6. Il résulte de ce qui précède que Mme C... et Mme D... ne sont pas fondées à soutenir que c'est à tort que, par le jugement attaqué, le tribunal administratif de Marseille n'a fait droit que partiellement à leur demande.
Sur la déclaration d'arrêt commun :
7. Il y a lieu de déclarer le présent arrêt commun à la mutualité sociale agricole Alpes Vaucluse qui, régulièrement mise en cause dans la présente instance, n'a pas produit de mémoire.
Sur les frais liés au litige :
8. Les dispositions de l'article L. 761-1 du code de justice administrative font obstacle à ce que soit mise à la charge du centre hospitalier de Digne-les-Bains, qui n'est pas, dans la présente instance, la partie perdante, la somme que Mme C... et Mme D... demandent au titre des frais exposés par elles et non compris dans les dépens.
D É C I D E :
Article 1er : La requête de Mme C... et de Mme D... est rejetée.

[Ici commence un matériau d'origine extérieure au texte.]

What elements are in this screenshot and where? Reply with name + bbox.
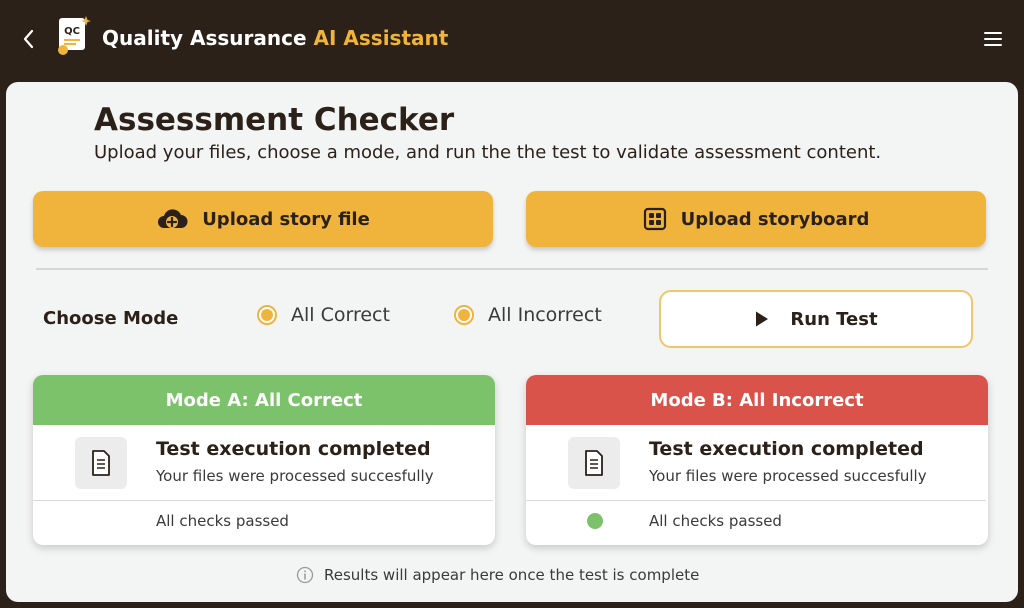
radio-all-incorrect[interactable]: All Incorrect (454, 304, 602, 326)
section-divider (36, 268, 988, 270)
page-subtitle: Upload your files, choose a mode, and ru… (94, 142, 882, 163)
run-test-button[interactable]: Run Test (659, 290, 973, 348)
card-description: Your files were processed succesfully (156, 467, 434, 485)
upload-story-file-label: Upload story file (202, 208, 370, 230)
card-status: All checks passed (156, 512, 289, 530)
radio-all-incorrect-label: All Incorrect (488, 304, 602, 326)
radio-indicator (454, 305, 474, 325)
radio-all-correct[interactable]: All Correct (257, 304, 390, 326)
result-card-mode-b: Mode B: All Incorrect Test execution com… (526, 375, 988, 545)
upload-storyboard-button[interactable]: Upload storyboard (526, 191, 986, 247)
app-title-accent: AI Assistant (313, 26, 449, 50)
qc-logo-icon: QC (58, 16, 91, 55)
card-status: All checks passed (649, 512, 782, 530)
back-arrow-icon (23, 29, 34, 49)
card-header: Mode A: All Correct (33, 375, 495, 425)
radio-indicator (257, 305, 277, 325)
card-divider (526, 500, 986, 501)
document-thumb (75, 437, 127, 489)
run-test-label: Run Test (790, 308, 878, 330)
card-divider (33, 500, 493, 501)
upload-storyboard-label: Upload storyboard (680, 208, 870, 230)
play-icon (756, 311, 769, 327)
menu-button[interactable] (982, 28, 1004, 50)
hamburger-menu-icon (984, 32, 1002, 46)
logo-text: QC (64, 26, 80, 37)
card-title: Test execution completed (649, 438, 924, 460)
top-bar: QC Quality Assurance AI Assistant (0, 0, 1024, 80)
upload-story-file-button[interactable]: Upload story file (33, 191, 493, 247)
info-icon (296, 566, 314, 584)
radio-all-correct-label: All Correct (291, 304, 390, 326)
card-header: Mode B: All Incorrect (526, 375, 988, 425)
status-dot (587, 513, 603, 529)
result-card-mode-a: Mode A: All Correct Test execution compl… (33, 375, 495, 545)
app-title-prefix: Quality Assurance (102, 26, 307, 50)
app-logo: QC (56, 14, 92, 58)
back-button[interactable] (18, 26, 40, 52)
grid-icon (643, 207, 666, 231)
card-description: Your files were processed succesfully (649, 467, 927, 485)
main-panel: Assessment Checker Upload your files, ch… (6, 82, 1018, 602)
choose-mode-label: Choose Mode (43, 308, 179, 329)
cloud-upload-icon (158, 209, 188, 228)
document-icon (92, 450, 110, 476)
results-note-text: Results will appear here once the test i… (324, 566, 700, 584)
page-title: Assessment Checker (94, 102, 455, 138)
document-icon (585, 450, 603, 476)
document-thumb (568, 437, 620, 489)
results-note: Results will appear here once the test i… (296, 566, 699, 584)
app-title: Quality Assurance AI Assistant (102, 26, 448, 50)
card-title: Test execution completed (156, 438, 431, 460)
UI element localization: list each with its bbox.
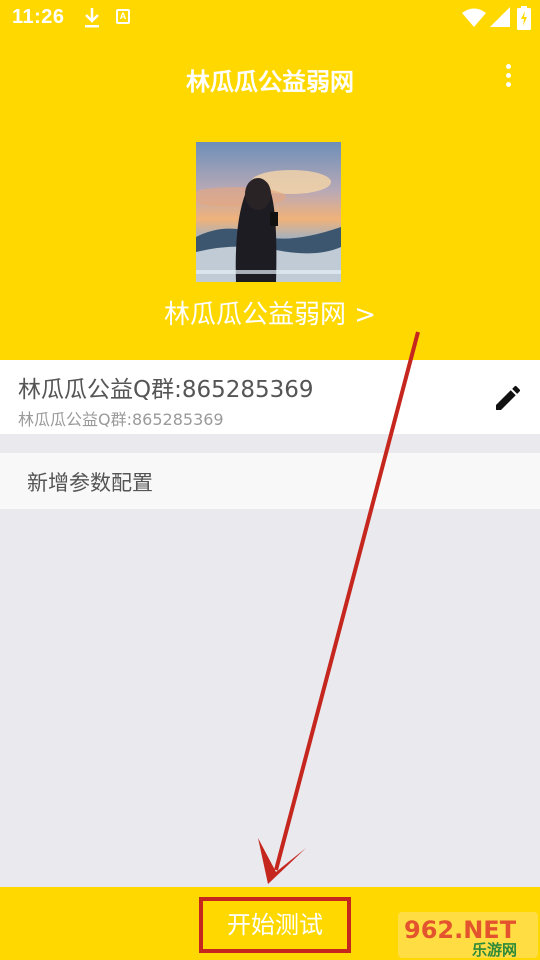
more-vertical-icon[interactable]: [498, 64, 518, 94]
watermark-logo: 962.NET 乐游网: [398, 912, 538, 959]
battery-icon: [517, 6, 531, 30]
avatar[interactable]: [196, 142, 341, 282]
profile-name-link[interactable]: 林瓜瓜公益弱网 >: [0, 294, 540, 331]
watermark-site: 乐游网: [472, 941, 517, 959]
a-box-icon: A: [116, 9, 130, 24]
status-time: 11:26: [12, 6, 65, 28]
avatar-image: [196, 142, 341, 282]
config-subtitle: 林瓜瓜公益Q群:865285369: [18, 410, 224, 429]
config-item[interactable]: 林瓜瓜公益Q群:865285369 林瓜瓜公益Q群:865285369: [0, 360, 540, 434]
add-config-label: 新增参数配置: [27, 471, 153, 495]
pencil-icon[interactable]: [492, 382, 524, 414]
config-title: 林瓜瓜公益Q群:865285369: [18, 377, 314, 403]
wifi-icon: [462, 8, 486, 27]
watermark-brand: 962.NET: [404, 916, 517, 944]
signal-icon: [490, 7, 510, 27]
status-bar: 11:26 A: [0, 0, 540, 36]
start-test-button[interactable]: 开始测试: [199, 897, 351, 953]
add-config-item[interactable]: 新增参数配置: [0, 453, 540, 509]
download-icon: [85, 8, 99, 28]
app-title: 林瓜瓜公益弱网: [186, 68, 354, 96]
profile-header: 林瓜瓜公益弱网 林瓜瓜公益弱网 >: [0, 36, 540, 360]
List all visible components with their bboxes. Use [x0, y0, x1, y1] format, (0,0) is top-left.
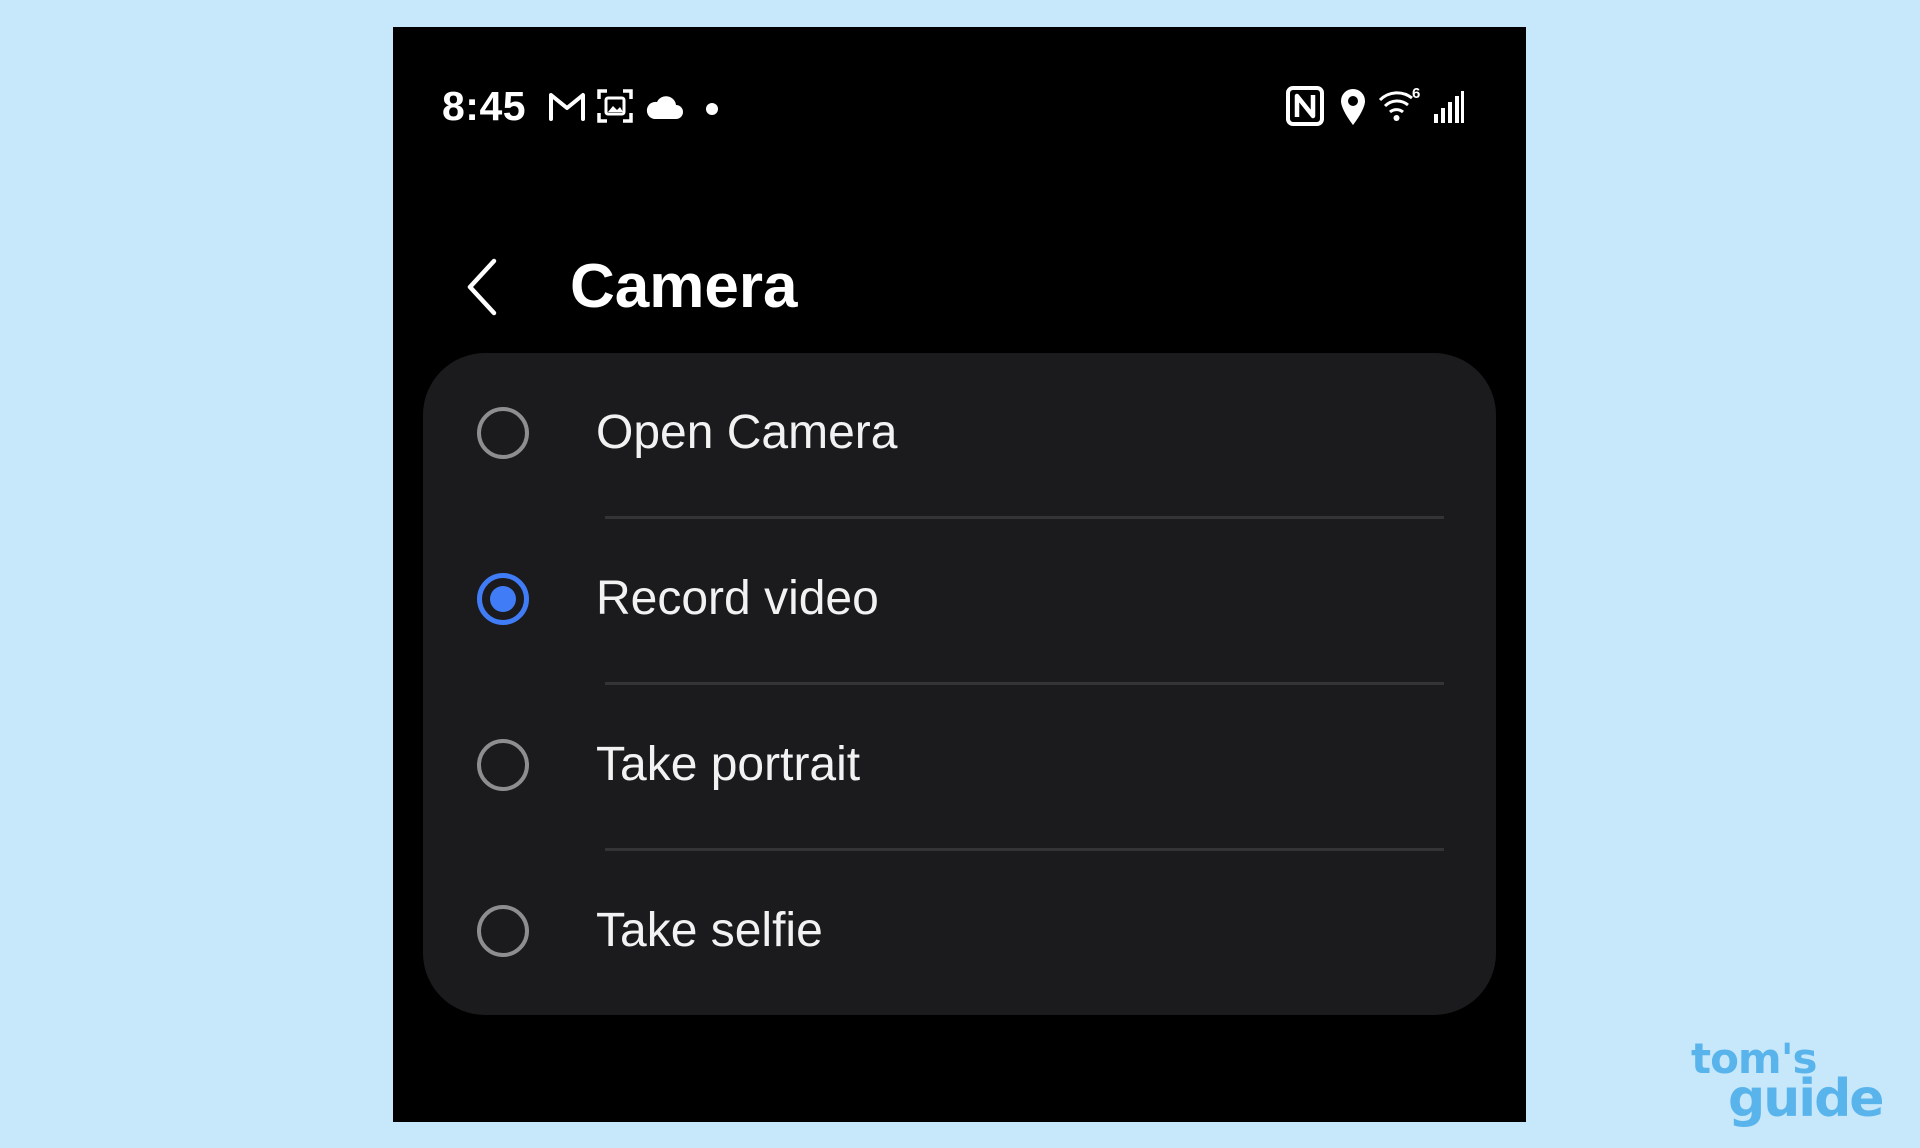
- option-label: Record video: [596, 572, 879, 625]
- wifi-6-icon: 6: [1378, 85, 1420, 121]
- radio-button[interactable]: [477, 407, 529, 459]
- radio-button[interactable]: [477, 905, 529, 957]
- chevron-left-icon: [467, 258, 497, 316]
- notification-dot-icon: [706, 103, 718, 115]
- phone-screen: 8:45 6 Camera Open Camera Record video T…: [393, 27, 1526, 1122]
- status-bar: 8:45 6: [393, 27, 1526, 137]
- option-open-camera[interactable]: Open Camera: [423, 353, 1496, 519]
- back-button[interactable]: [459, 247, 509, 327]
- page-title: Camera: [570, 252, 798, 321]
- radio-button-selected[interactable]: [477, 573, 529, 625]
- toms-guide-logo: tom's guide: [1688, 1036, 1893, 1129]
- options-card: Open Camera Record video Take portrait T…: [423, 353, 1496, 1015]
- option-label: Take portrait: [596, 738, 861, 791]
- header: Camera: [393, 217, 1526, 357]
- cloud-icon: [646, 96, 683, 119]
- nfc-icon: [1286, 86, 1324, 126]
- option-take-portrait[interactable]: Take portrait: [423, 685, 1496, 851]
- status-time: 8:45: [442, 83, 527, 129]
- option-take-selfie[interactable]: Take selfie: [423, 851, 1496, 1015]
- signal-icon: [1434, 91, 1464, 123]
- radio-button[interactable]: [477, 739, 529, 791]
- logo-line-2: guide: [1728, 1069, 1885, 1129]
- wifi-badge: 6: [1412, 85, 1420, 102]
- option-label: Open Camera: [596, 406, 898, 459]
- screenshot-icon: [597, 89, 633, 123]
- gmail-icon: [549, 93, 585, 121]
- location-icon: [1341, 89, 1365, 125]
- option-label: Take selfie: [596, 904, 823, 957]
- option-record-video[interactable]: Record video: [423, 519, 1496, 685]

Article 2 : Le présent arrêt est déclaré commun à la Mutualité sociale agricole Alpes Vaucluse.
Article 3 : Le présent arrêt sera notifié à Mme A... C..., à Mme E... D..., au centre hospitalier de Digne-les-Bains et à la mutualité sociale agricole Alpes Vaucluse.
Délibéré après l'audience du 11 avril 2024, où siégeaient :
- Mme Fedi, présidente de chambre,
- Mme Rigaud, présidente assesseure,
- M. Danveau, premier conseiller.
Rendu public par mise à disposition au greffe, le 7 mai 2024.